Der erfindungsgemässe Ladewagen kann sowohl für das tägliche Grünfutterholen als auch in der Arbeitskette der Gärfutterernte verwendet werden. Beide Arbeitsgänge decken sich im wesentlichen. In einem Falle wird vom Wagen in den Stall abgeladen, im andern Falle, z. B. durch Hochförderung, ein Silo beschickt. Die Funktionsweise des Ladewagens ist dabei folgende :
Beim Siloladen wird der Mäh- oder Vorwelkschwad durch die Pick-up-Trommel--3--aufgenommen, von der Förderschnecke --4-- zum oberen und unteren Einzugswalzenpaar --5, 6--gefördert und mit Hilfe der Glattwalze --7-- in den Einlass --8-- des Scheibenradhäckslers --9-- hineingepresst.

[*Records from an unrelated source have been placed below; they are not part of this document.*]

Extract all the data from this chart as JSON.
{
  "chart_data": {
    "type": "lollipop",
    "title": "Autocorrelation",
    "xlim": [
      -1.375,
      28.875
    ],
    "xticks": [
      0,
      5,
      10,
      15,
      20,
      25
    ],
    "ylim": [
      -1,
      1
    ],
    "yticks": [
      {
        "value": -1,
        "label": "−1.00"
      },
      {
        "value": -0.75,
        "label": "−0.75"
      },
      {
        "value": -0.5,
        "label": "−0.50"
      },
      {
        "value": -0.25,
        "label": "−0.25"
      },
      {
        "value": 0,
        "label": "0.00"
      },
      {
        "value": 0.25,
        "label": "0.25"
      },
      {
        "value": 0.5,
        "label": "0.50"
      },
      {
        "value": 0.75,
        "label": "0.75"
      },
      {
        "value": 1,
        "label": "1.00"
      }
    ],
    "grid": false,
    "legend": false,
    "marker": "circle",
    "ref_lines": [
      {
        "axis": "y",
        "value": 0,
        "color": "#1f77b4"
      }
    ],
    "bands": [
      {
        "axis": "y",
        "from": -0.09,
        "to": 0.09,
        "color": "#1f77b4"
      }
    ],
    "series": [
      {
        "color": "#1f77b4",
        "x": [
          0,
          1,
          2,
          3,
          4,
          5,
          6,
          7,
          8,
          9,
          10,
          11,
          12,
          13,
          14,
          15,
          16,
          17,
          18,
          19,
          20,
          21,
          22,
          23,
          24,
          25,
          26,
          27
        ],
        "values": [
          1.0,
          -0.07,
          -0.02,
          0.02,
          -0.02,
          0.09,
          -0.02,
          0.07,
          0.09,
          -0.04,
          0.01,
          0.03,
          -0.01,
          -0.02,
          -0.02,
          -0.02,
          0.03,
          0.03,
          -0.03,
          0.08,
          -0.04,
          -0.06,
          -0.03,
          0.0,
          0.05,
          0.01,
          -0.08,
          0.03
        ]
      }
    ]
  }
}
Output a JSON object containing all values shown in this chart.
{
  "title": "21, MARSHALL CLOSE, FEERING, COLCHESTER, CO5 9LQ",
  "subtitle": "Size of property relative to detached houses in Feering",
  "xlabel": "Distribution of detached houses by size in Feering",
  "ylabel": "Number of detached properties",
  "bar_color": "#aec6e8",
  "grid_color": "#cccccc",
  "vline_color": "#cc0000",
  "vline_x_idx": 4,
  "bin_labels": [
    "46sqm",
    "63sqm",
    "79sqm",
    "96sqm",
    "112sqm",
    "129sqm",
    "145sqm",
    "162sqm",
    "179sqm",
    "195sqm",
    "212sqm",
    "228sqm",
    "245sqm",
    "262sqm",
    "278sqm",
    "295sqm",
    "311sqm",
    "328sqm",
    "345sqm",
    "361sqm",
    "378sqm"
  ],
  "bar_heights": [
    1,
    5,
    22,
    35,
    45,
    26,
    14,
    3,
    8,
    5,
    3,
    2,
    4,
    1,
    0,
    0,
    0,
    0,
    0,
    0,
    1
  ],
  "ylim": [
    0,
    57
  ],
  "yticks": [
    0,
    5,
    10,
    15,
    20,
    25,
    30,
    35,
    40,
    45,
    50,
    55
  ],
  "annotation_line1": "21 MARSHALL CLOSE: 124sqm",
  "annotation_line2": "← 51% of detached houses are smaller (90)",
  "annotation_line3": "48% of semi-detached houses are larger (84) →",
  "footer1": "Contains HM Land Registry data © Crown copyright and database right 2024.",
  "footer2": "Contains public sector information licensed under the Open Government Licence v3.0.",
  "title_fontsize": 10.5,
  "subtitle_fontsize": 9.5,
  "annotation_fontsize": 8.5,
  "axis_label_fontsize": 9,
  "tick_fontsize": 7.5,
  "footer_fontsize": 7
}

Das von dem Scheibenrad --16-- zerkleinerte Gut wird im Wege der Hochförderung durch das Auswurfrohr --10-- und den Krümmer --12-- geladen. Zum Entladen des Wagens wird dieser z. B., wie Fig. 4 zeigt, an ein Hochfôrderrohr-57-eines Silos --58-- angefahren, welches unten ein flexibles Verbindungsstück --59-- aufweist. Nach Abklappen des oberen Rohrstückes --1-- des Auswurfrohres --10-- wird das flexible Verbindungsstück mit Hilfe des Schnellverschlusses --14, 15-- an dem Auswurfrohr-10-- befestigt.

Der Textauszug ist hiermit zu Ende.